# 826 Is this a GOOD model?



## burt8810 (Nov 28, 2019)

Saw ad for 826 it's not real close to me so I asked seller if he could find a 5 digit number for me. He knew where to look but said it was gone. Said he did not try to start it. It's his dad's and has been sitting for 2 years. It's apparently just a plain 826 no letters before or after. It has the large drum type auger, asking $125. Seems that Toro had a number of ways to get differential action several of which seem to use a dog-clutch mechanism. Anyone know if this is likely to have that. I'm really not looking for that. Don't want to make the trip to look at the machine if it's not a desirable model. Also I assume it's new enough that it's a "squeeze the handle" to engage the drive and blower.
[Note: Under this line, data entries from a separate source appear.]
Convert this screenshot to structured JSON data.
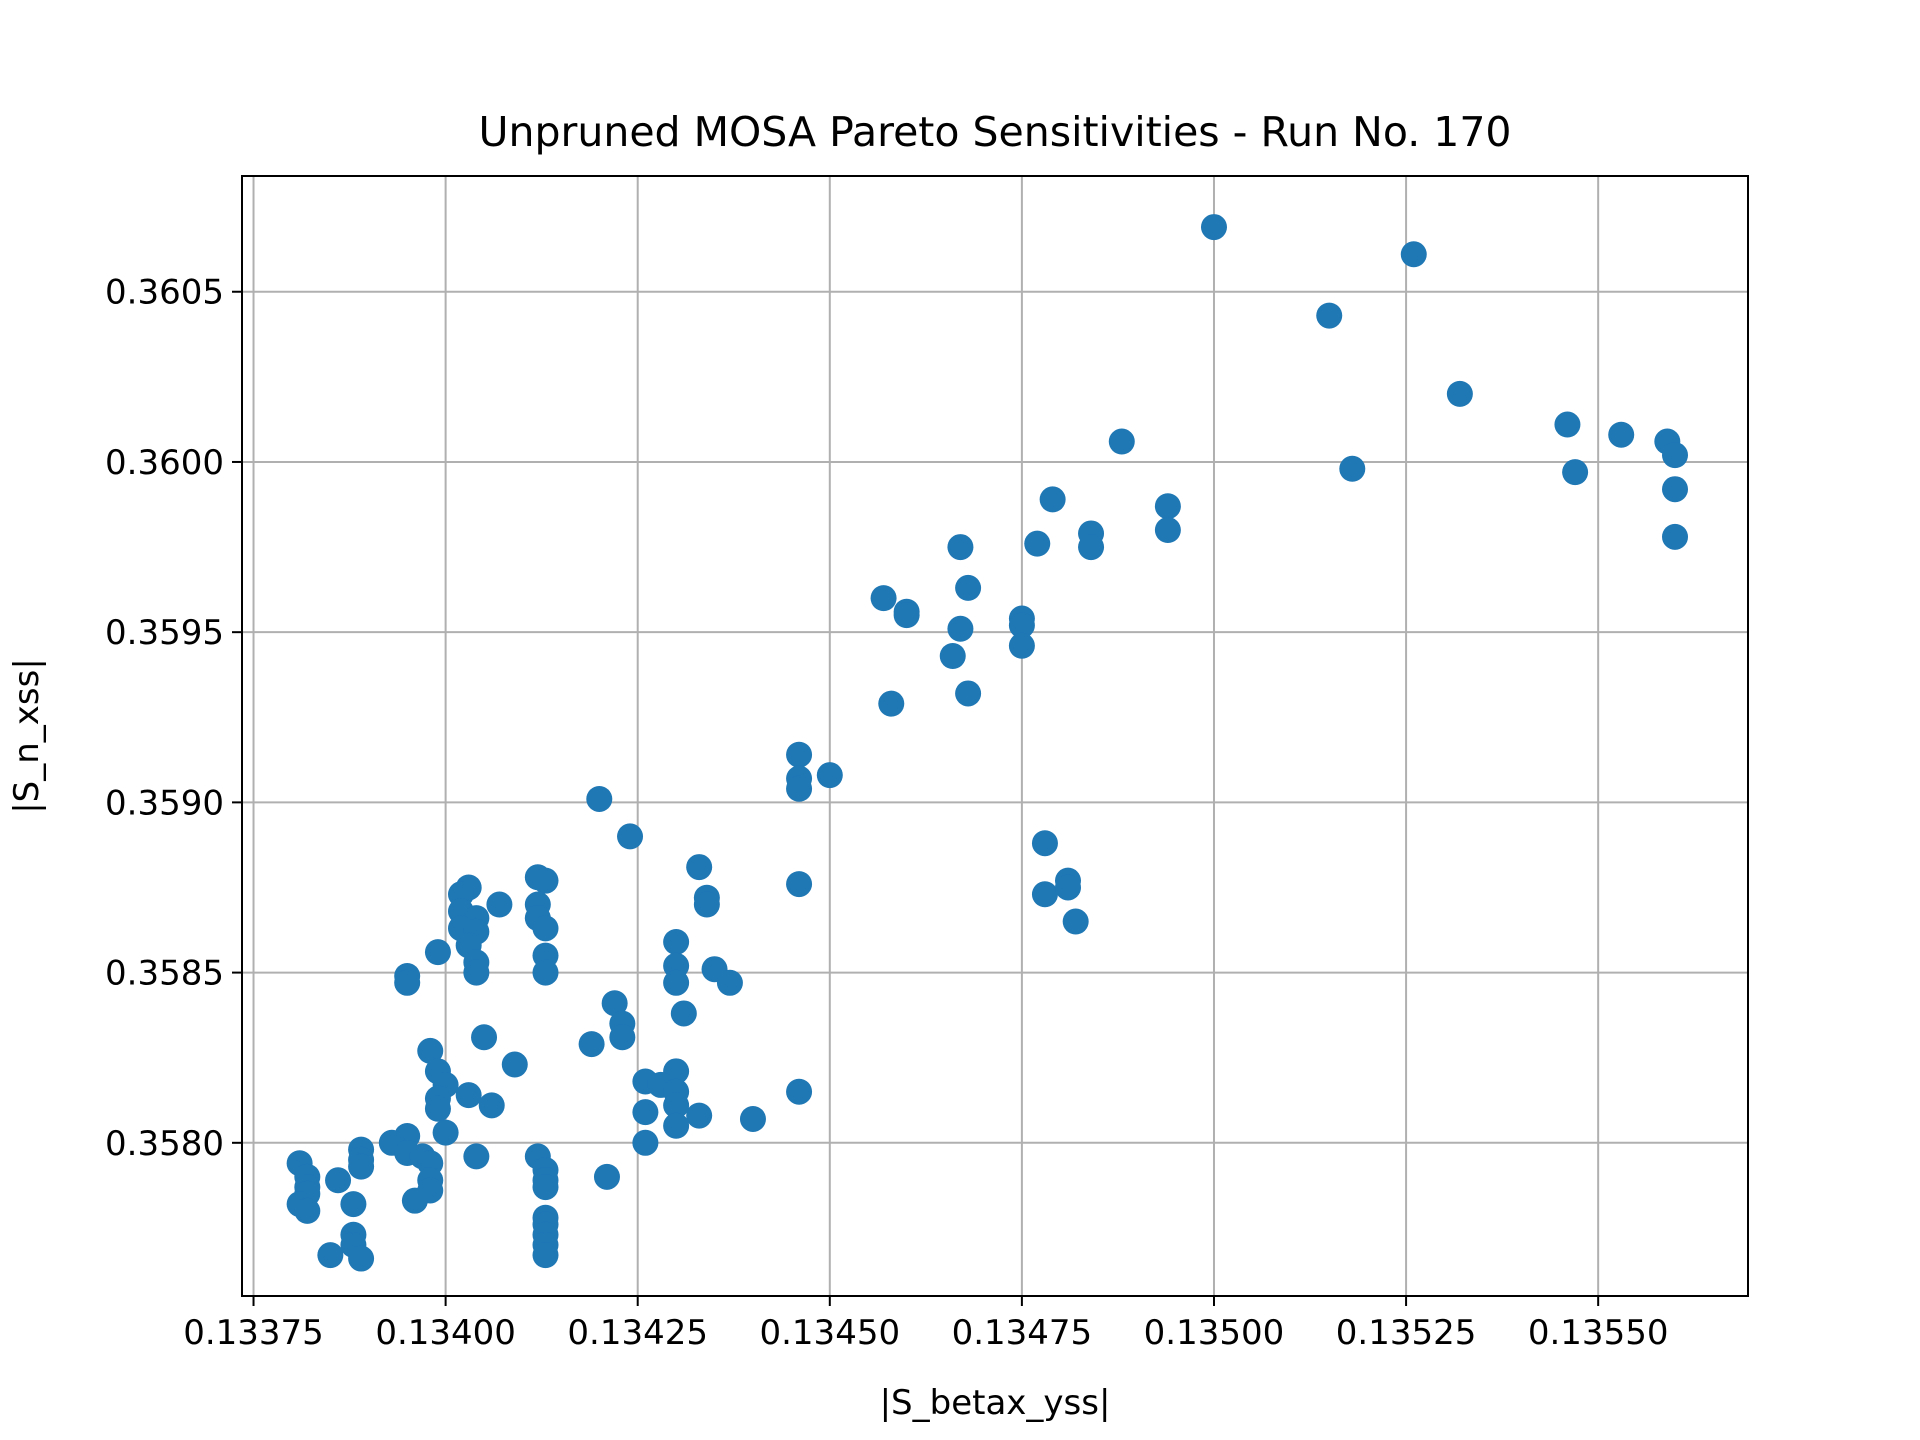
{
  "chart_data": {
    "type": "scatter",
    "title": "Unpruned MOSA Pareto Sensitivities - Run No. 170",
    "xlabel": "|S_betax_yss|",
    "ylabel": "|S_n_xss|",
    "xlim": [
      0.133735,
      0.135695
    ],
    "ylim": [
      0.35755,
      0.36084
    ],
    "grid": true,
    "marker_color": "#1f77b4",
    "x_ticks": [
      "0.13375",
      "0.13400",
      "0.13425",
      "0.13450",
      "0.13475",
      "0.13500",
      "0.13525",
      "0.13550"
    ],
    "y_ticks": [
      "0.3580",
      "0.3585",
      "0.3590",
      "0.3595",
      "0.3600",
      "0.3605"
    ],
    "points": [
      [
        0.135,
        0.36069
      ],
      [
        0.13526,
        0.36061
      ],
      [
        0.13515,
        0.36043
      ],
      [
        0.13532,
        0.3602
      ],
      [
        0.13546,
        0.36011
      ],
      [
        0.13553,
        0.36008
      ],
      [
        0.13559,
        0.36006
      ],
      [
        0.1356,
        0.36002
      ],
      [
        0.1356,
        0.35992
      ],
      [
        0.1356,
        0.35978
      ],
      [
        0.13547,
        0.35997
      ],
      [
        0.13518,
        0.35998
      ],
      [
        0.13488,
        0.36006
      ],
      [
        0.13494,
        0.35987
      ],
      [
        0.13494,
        0.3598
      ],
      [
        0.13479,
        0.35989
      ],
      [
        0.13484,
        0.35979
      ],
      [
        0.13484,
        0.35975
      ],
      [
        0.13477,
        0.35976
      ],
      [
        0.13467,
        0.35975
      ],
      [
        0.13468,
        0.35963
      ],
      [
        0.13457,
        0.3596
      ],
      [
        0.1346,
        0.35956
      ],
      [
        0.1346,
        0.35955
      ],
      [
        0.13475,
        0.35954
      ],
      [
        0.13475,
        0.35952
      ],
      [
        0.13467,
        0.35951
      ],
      [
        0.13475,
        0.35946
      ],
      [
        0.13466,
        0.35943
      ],
      [
        0.13468,
        0.35932
      ],
      [
        0.13458,
        0.35929
      ],
      [
        0.13446,
        0.35914
      ],
      [
        0.13446,
        0.35907
      ],
      [
        0.13446,
        0.35904
      ],
      [
        0.1345,
        0.35908
      ],
      [
        0.13446,
        0.35876
      ],
      [
        0.13478,
        0.35888
      ],
      [
        0.13478,
        0.35873
      ],
      [
        0.13481,
        0.35877
      ],
      [
        0.13481,
        0.35875
      ],
      [
        0.13482,
        0.35865
      ],
      [
        0.1342,
        0.35901
      ],
      [
        0.13424,
        0.3589
      ],
      [
        0.13433,
        0.35881
      ],
      [
        0.13434,
        0.35872
      ],
      [
        0.13434,
        0.3587
      ],
      [
        0.1343,
        0.35859
      ],
      [
        0.1343,
        0.35852
      ],
      [
        0.1343,
        0.35847
      ],
      [
        0.13435,
        0.35851
      ],
      [
        0.13437,
        0.35847
      ],
      [
        0.13431,
        0.35838
      ],
      [
        0.13422,
        0.35841
      ],
      [
        0.13423,
        0.35835
      ],
      [
        0.13423,
        0.35831
      ],
      [
        0.13419,
        0.35829
      ],
      [
        0.1343,
        0.35821
      ],
      [
        0.13426,
        0.35818
      ],
      [
        0.13428,
        0.35817
      ],
      [
        0.1343,
        0.35815
      ],
      [
        0.1343,
        0.35811
      ],
      [
        0.13433,
        0.35808
      ],
      [
        0.13426,
        0.35809
      ],
      [
        0.1343,
        0.35805
      ],
      [
        0.13426,
        0.358
      ],
      [
        0.13421,
        0.3579
      ],
      [
        0.1344,
        0.35807
      ],
      [
        0.13446,
        0.35815
      ],
      [
        0.13412,
        0.35878
      ],
      [
        0.13413,
        0.35877
      ],
      [
        0.13412,
        0.3587
      ],
      [
        0.13412,
        0.35866
      ],
      [
        0.13413,
        0.35863
      ],
      [
        0.13413,
        0.35855
      ],
      [
        0.13413,
        0.3585
      ],
      [
        0.13407,
        0.3587
      ],
      [
        0.13403,
        0.35875
      ],
      [
        0.13402,
        0.35873
      ],
      [
        0.13402,
        0.35868
      ],
      [
        0.13404,
        0.35866
      ],
      [
        0.13402,
        0.35863
      ],
      [
        0.13404,
        0.35862
      ],
      [
        0.13403,
        0.35858
      ],
      [
        0.13404,
        0.35853
      ],
      [
        0.13404,
        0.3585
      ],
      [
        0.13399,
        0.35856
      ],
      [
        0.13395,
        0.35849
      ],
      [
        0.13395,
        0.35847
      ],
      [
        0.13405,
        0.35831
      ],
      [
        0.13398,
        0.35827
      ],
      [
        0.13409,
        0.35823
      ],
      [
        0.13399,
        0.35821
      ],
      [
        0.134,
        0.35817
      ],
      [
        0.13399,
        0.35813
      ],
      [
        0.13403,
        0.35814
      ],
      [
        0.13399,
        0.3581
      ],
      [
        0.13406,
        0.35811
      ],
      [
        0.134,
        0.35803
      ],
      [
        0.13395,
        0.35802
      ],
      [
        0.13393,
        0.358
      ],
      [
        0.13404,
        0.35796
      ],
      [
        0.13395,
        0.35797
      ],
      [
        0.13397,
        0.35796
      ],
      [
        0.13398,
        0.35794
      ],
      [
        0.13398,
        0.35789
      ],
      [
        0.13398,
        0.35786
      ],
      [
        0.13396,
        0.35783
      ],
      [
        0.13412,
        0.35796
      ],
      [
        0.13413,
        0.35792
      ],
      [
        0.13413,
        0.35789
      ],
      [
        0.13413,
        0.35787
      ],
      [
        0.13413,
        0.35778
      ],
      [
        0.13413,
        0.35776
      ],
      [
        0.13413,
        0.35773
      ],
      [
        0.13413,
        0.3577
      ],
      [
        0.13413,
        0.35767
      ],
      [
        0.13389,
        0.35798
      ],
      [
        0.13389,
        0.35795
      ],
      [
        0.13389,
        0.35793
      ],
      [
        0.13386,
        0.35789
      ],
      [
        0.13381,
        0.35794
      ],
      [
        0.13382,
        0.3579
      ],
      [
        0.13382,
        0.35787
      ],
      [
        0.13382,
        0.35785
      ],
      [
        0.13381,
        0.35782
      ],
      [
        0.13382,
        0.3578
      ],
      [
        0.13388,
        0.35782
      ],
      [
        0.13388,
        0.35773
      ],
      [
        0.13388,
        0.3577
      ],
      [
        0.13385,
        0.35767
      ],
      [
        0.13389,
        0.35766
      ]
    ]
  }
}
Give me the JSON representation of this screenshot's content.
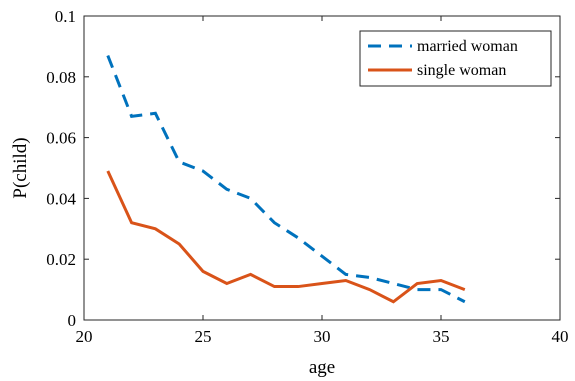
{
  "chart_data": {
    "type": "line",
    "xlabel": "age",
    "ylabel": "P(child)",
    "xlim": [
      20,
      40
    ],
    "ylim": [
      0,
      0.1
    ],
    "xticks": [
      "20",
      "25",
      "30",
      "35",
      "40"
    ],
    "yticks": [
      "0",
      "0.02",
      "0.04",
      "0.06",
      "0.08",
      "0.1"
    ],
    "grid": false,
    "legend_position": "top-right",
    "x": [
      21,
      22,
      23,
      24,
      25,
      26,
      27,
      28,
      29,
      30,
      31,
      32,
      33,
      34,
      35,
      36
    ],
    "series": [
      {
        "name": "married woman",
        "style": "dashed",
        "color": "#0072BD",
        "values": [
          0.087,
          0.067,
          0.068,
          0.052,
          0.049,
          0.043,
          0.04,
          0.032,
          0.027,
          0.021,
          0.015,
          0.014,
          0.012,
          0.01,
          0.01,
          0.006
        ]
      },
      {
        "name": "single woman",
        "style": "solid",
        "color": "#D95319",
        "values": [
          0.049,
          0.032,
          0.03,
          0.025,
          0.016,
          0.012,
          0.015,
          0.011,
          0.011,
          0.012,
          0.013,
          0.01,
          0.006,
          0.012,
          0.013,
          0.01
        ]
      }
    ]
  }
}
Once looked at an old Ariens that was the opposite.
Anyone have an opinion if this is one of the "good" ones?
Thanks
Herb


----------



## paulm12 (May 22, 2015)

well there were the old (late 70's thru early 80's ??) model 826's, and now there are the Power Max 826's from I think early 2000's. You can look at some info here on Toro history:









TORO History Picture Page.


This is the Evolution of the Toro snowblower. I do not lay claim to any of these pics. they have pulled from the world wide web. I only claim The Brothers. so everybody feel free to post all the other models From TORO. I am not affiliated with TORO in any way . and if there are mistakes just let...




www.snowblowerforum.com





If it has the drum type auger it sounds like the early model. Those are heavy, well built machines. 

You can find parts lists here: Parts | Toro or here: 38150 - WEINGARTZ

tx


----------